As fontes para conhecer uma infância ou melhor a infância dos anos cinquenta a sessenta da Manaus-cheia-de-graça, nestes dias iniciais de Janeiro é relembrar seu sexto dia. O dia seis de Janeiro. O dia de Reis. Dos três reis magos do presépio do Menino. Na maior parte da Europa principalmente na Espanha, terra de meus pais, esse dia é o mais ansiado pela criançada.
É o dia de receberem os presentes dos Reis (lembrando que foram eles a presentear Jesus com ouro, incenso e mirra). Por isso a carta com a relação de presentes é expedida e endereçada a Gaspar, a Baltazar ou a Melchior em lugar do nosso tradicionalíssimo Noel.
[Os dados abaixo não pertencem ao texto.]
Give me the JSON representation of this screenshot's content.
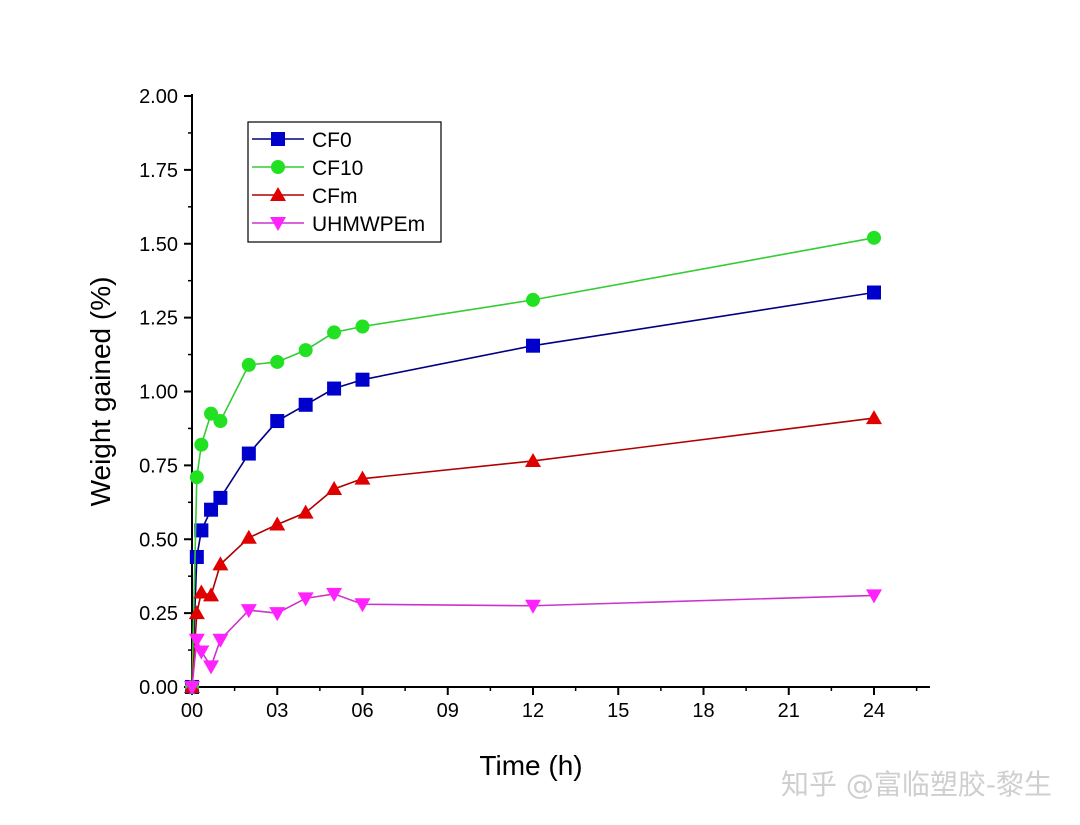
{
  "chart_data": {
    "type": "line",
    "title": "",
    "xlabel": "Time (h)",
    "ylabel": "Weight gained (%)",
    "xlim": [
      0,
      26
    ],
    "ylim": [
      0,
      2.0
    ],
    "xticks": [
      0,
      3,
      6,
      9,
      12,
      15,
      18,
      21,
      24
    ],
    "xtick_labels": [
      "00",
      "03",
      "06",
      "09",
      "12",
      "15",
      "18",
      "21",
      "24"
    ],
    "yticks": [
      0,
      0.25,
      0.5,
      0.75,
      1.0,
      1.25,
      1.5,
      1.75,
      2.0
    ],
    "ytick_labels": [
      "0.00",
      "0.25",
      "0.50",
      "0.75",
      "1.00",
      "1.25",
      "1.50",
      "1.75",
      "2.00"
    ],
    "grid": false,
    "legend_position": "top-left",
    "x": [
      0,
      0.17,
      0.33,
      0.67,
      1,
      2,
      3,
      4,
      5,
      6,
      12,
      24
    ],
    "series": [
      {
        "name": "CF0",
        "color": "#0000cc",
        "line": "#000080",
        "marker": "square",
        "values": [
          0,
          0.44,
          0.53,
          0.6,
          0.64,
          0.79,
          0.9,
          0.955,
          1.01,
          1.04,
          1.155,
          1.335
        ]
      },
      {
        "name": "CF10",
        "color": "#22e022",
        "line": "#33cc33",
        "marker": "circle",
        "values": [
          0,
          0.71,
          0.82,
          0.925,
          0.9,
          1.09,
          1.1,
          1.14,
          1.2,
          1.22,
          1.31,
          1.52
        ]
      },
      {
        "name": "CFm",
        "color": "#e00000",
        "line": "#b00000",
        "marker": "triangle-up",
        "values": [
          0,
          0.25,
          0.32,
          0.31,
          0.415,
          0.505,
          0.55,
          0.59,
          0.67,
          0.705,
          0.765,
          0.91
        ]
      },
      {
        "name": "UHMWPEm",
        "color": "#ff22ff",
        "line": "#cc33cc",
        "marker": "triangle-down",
        "values": [
          0,
          0.16,
          0.12,
          0.07,
          0.16,
          0.26,
          0.25,
          0.3,
          0.315,
          0.28,
          0.275,
          0.31
        ]
      }
    ]
  },
  "watermark": "知乎 @富临塑胶-黎生"
}
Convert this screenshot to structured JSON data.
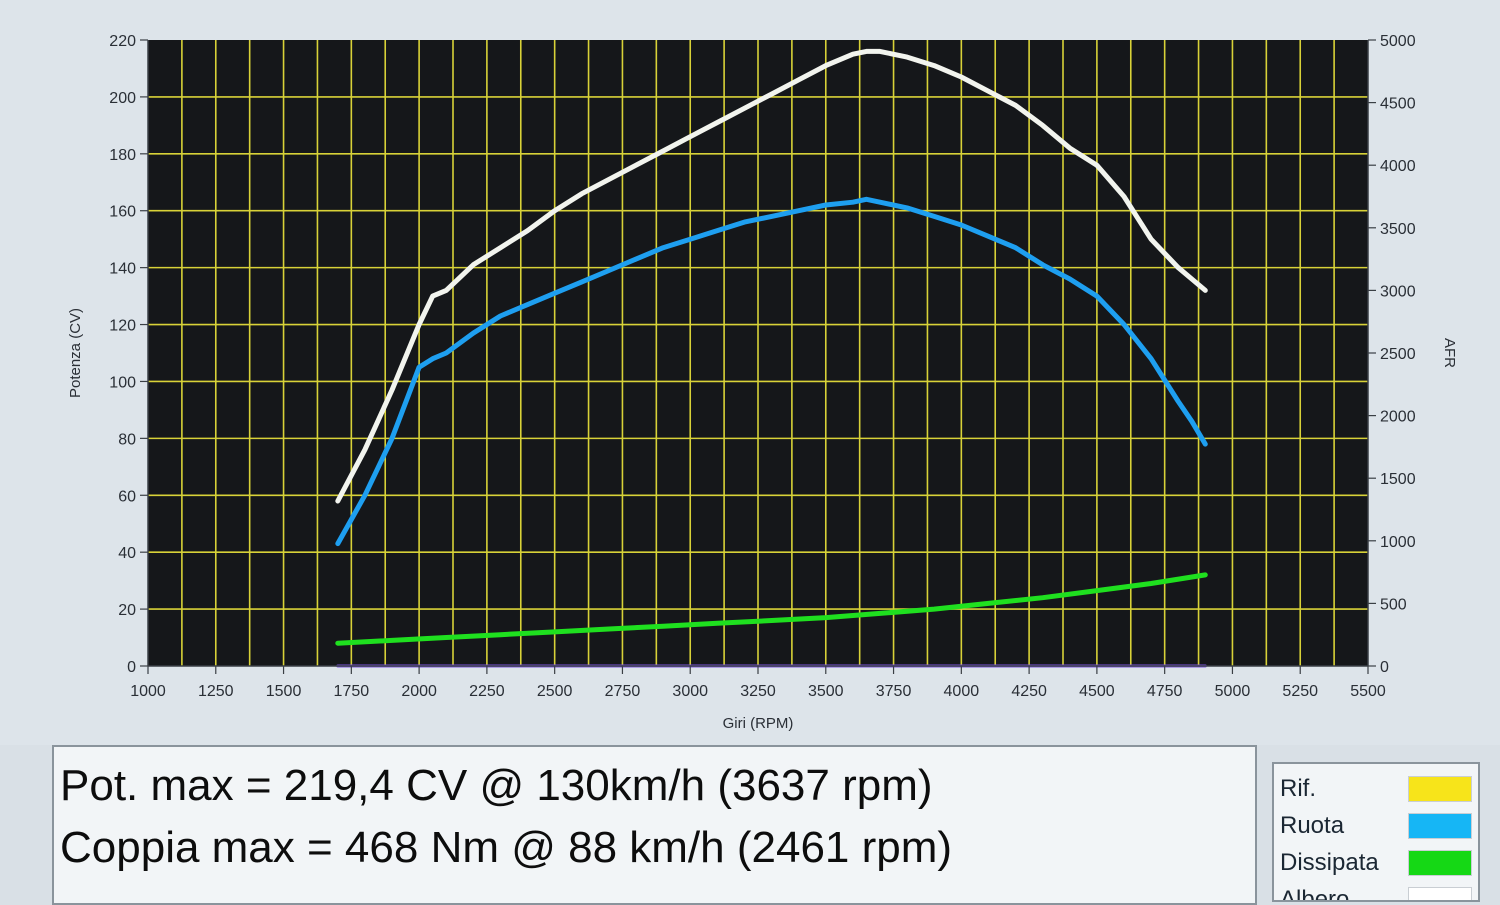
{
  "chart_data": {
    "type": "line",
    "title": "",
    "xlabel": "Giri (RPM)",
    "ylabel": "Potenza (CV)",
    "y2label": "AFR",
    "xlim": [
      1000,
      5500
    ],
    "ylim": [
      0,
      220
    ],
    "y2lim": [
      0,
      5000
    ],
    "x_ticks": [
      "1000",
      "1250",
      "1500",
      "1750",
      "2000",
      "2250",
      "2500",
      "2750",
      "3000",
      "3250",
      "3500",
      "3750",
      "4000",
      "4250",
      "4500",
      "4750",
      "5000",
      "5250",
      "5500"
    ],
    "y_ticks": [
      "0",
      "20",
      "40",
      "60",
      "80",
      "100",
      "120",
      "140",
      "160",
      "180",
      "200",
      "220"
    ],
    "y2_ticks": [
      "0",
      "500",
      "1000",
      "1500",
      "2000",
      "2500",
      "3000",
      "3500",
      "4000",
      "4500",
      "5000"
    ],
    "grid": true,
    "series": [
      {
        "name": "Albero",
        "color": "#f2f4ee",
        "x": [
          1700,
          1800,
          1900,
          2000,
          2050,
          2100,
          2200,
          2300,
          2400,
          2500,
          2600,
          2700,
          2800,
          2900,
          3000,
          3100,
          3200,
          3300,
          3400,
          3500,
          3600,
          3650,
          3700,
          3800,
          3900,
          4000,
          4100,
          4200,
          4300,
          4400,
          4500,
          4600,
          4700,
          4800,
          4850,
          4900
        ],
        "y": [
          58,
          76,
          97,
          120,
          130,
          132,
          141,
          147,
          153,
          160,
          166,
          171,
          176,
          181,
          186,
          191,
          196,
          201,
          206,
          211,
          215,
          216,
          216,
          214,
          211,
          207,
          202,
          197,
          190,
          182,
          176,
          165,
          150,
          140,
          136,
          132
        ]
      },
      {
        "name": "Ruota",
        "color": "#1e9ff0",
        "x": [
          1700,
          1800,
          1900,
          2000,
          2050,
          2100,
          2200,
          2300,
          2400,
          2500,
          2600,
          2700,
          2800,
          2900,
          3000,
          3100,
          3200,
          3300,
          3400,
          3500,
          3600,
          3650,
          3700,
          3800,
          3900,
          4000,
          4100,
          4200,
          4300,
          4400,
          4500,
          4600,
          4700,
          4800,
          4850,
          4900
        ],
        "y": [
          43,
          60,
          80,
          105,
          108,
          110,
          117,
          123,
          127,
          131,
          135,
          139,
          143,
          147,
          150,
          153,
          156,
          158,
          160,
          162,
          163,
          164,
          163,
          161,
          158,
          155,
          151,
          147,
          141,
          136,
          130,
          120,
          108,
          93,
          86,
          78
        ]
      },
      {
        "name": "Dissipata",
        "color": "#1fe01f",
        "x": [
          1700,
          1900,
          2100,
          2300,
          2500,
          2700,
          2900,
          3100,
          3300,
          3500,
          3700,
          3900,
          4100,
          4300,
          4500,
          4700,
          4900
        ],
        "y": [
          8,
          9,
          10,
          11,
          12,
          13,
          14,
          15,
          16,
          17,
          18.5,
          20,
          22,
          24,
          26.5,
          29,
          32
        ]
      },
      {
        "name": "Rif",
        "color": "#7b52e0",
        "x": [
          1700,
          4900
        ],
        "y": [
          0,
          0
        ]
      }
    ]
  },
  "info": {
    "pot_max": "Pot. max = 219,4 CV @ 130km/h (3637 rpm)",
    "coppia_max": "Coppia max = 468 Nm @ 88 km/h (2461 rpm)"
  },
  "legend": {
    "items": [
      {
        "label": "Rif.",
        "color": "#f7e41a"
      },
      {
        "label": "Ruota",
        "color": "#16b6f5"
      },
      {
        "label": "Dissipata",
        "color": "#15d815"
      },
      {
        "label": "Albero",
        "color": "#ffffff"
      }
    ]
  }
}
Mas retorno ao parágrafo da Manaus dura e terna. A vida cotidiana de então resumia-se no rescaldo natalino e de ano novo que nos traria até esse dia seis as últimas encenações das pastorinhas do Luso.
O Luso Sporting Club. A robusta colônia lusitana apresentava à sociedade manauense esse auto natalino como forma de legado jesuítico e depois de transmissão da arte popular mesmo com limitados recursos de uma economia citadina sóbria, mesmo assim, em épocas duras a ternura da Boa-vontade exercida apresentava o belo espetáculo de exaltação religiosa.
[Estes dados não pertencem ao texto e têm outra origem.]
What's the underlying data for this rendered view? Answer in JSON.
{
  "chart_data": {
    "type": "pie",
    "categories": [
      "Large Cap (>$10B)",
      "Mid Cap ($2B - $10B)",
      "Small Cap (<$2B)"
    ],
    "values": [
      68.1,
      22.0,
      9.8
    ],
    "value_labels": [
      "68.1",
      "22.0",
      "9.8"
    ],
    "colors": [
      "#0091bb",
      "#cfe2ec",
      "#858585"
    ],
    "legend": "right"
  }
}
E surgiam personagens da estrela-guia, da cigana, do pastor e da pastora, dos anjos, de Maria, de José e do Menino…E surgiam músicas, danças e louvores com o propósito, o santo propósito de reavivar nos íntimos a memória da natividade de Jesus…E surgia, como ponto culminante de medo e horror, a figura do capeta “o diabo do Luso” (como ficou cognominado) saindo de um alçapão. Como se fora das profundezas infernais. E com ele vinham fumaça, cheiro de enxofre, um barulho estrondoso. Aos gritos deixava os maiores perceberem o sotaque lusitano. Isso levou muitos a comentários risíveis, dizendo que “o diabo era português”…Nesse período, no território infantil, aparece o bolo de Reis.
O sabor especialíssimo oferecido pelas frutas cristalizadas faz a memória do paladar buscar daqueles Janeiros imensos. A lendária Confeitaria Avenida o fabricava para o consumo da sociedade manauense. O máximo do consumismo permitido numa época em que o coletivo (com cadeiras à porta e sua fraternidade) sobrepujava o individual. Era o começar de um novo ano na Manaus frugal de economia estagnada. Janeiros de luxo para uns poucos que viajavam (não existia crediário) à “Cidade Maravilhosa”. Rio de Janeiro o “must”. Com direito a retornar com sotaque carioca. Isso dava àqueles poucos o verniz do Ter.
Janeiros simples, para quase todos movidos a pic-nics nos balneários públicos, como Parque 10 de Novembro, e nos banhos do “Tucunaré”, “Muruama”, Guanabara, Acarape, Las Palmas, Pedreiras e tantos outros engolidos não pelo tempo, mas pelo descaso com as águas límpidas, que os administradores públicos pensavam ser eternas. Janeiros alegres com cinemas (Odeon, Avenida, Politheama, Guarany, Ypiranga, Éden, Vitória, Ideal, Palace e Popular), passeios na praça da Polícia e a do Congresso com direito a sorvete de milho verde no Pingüim, no Siroco ou no Fazano.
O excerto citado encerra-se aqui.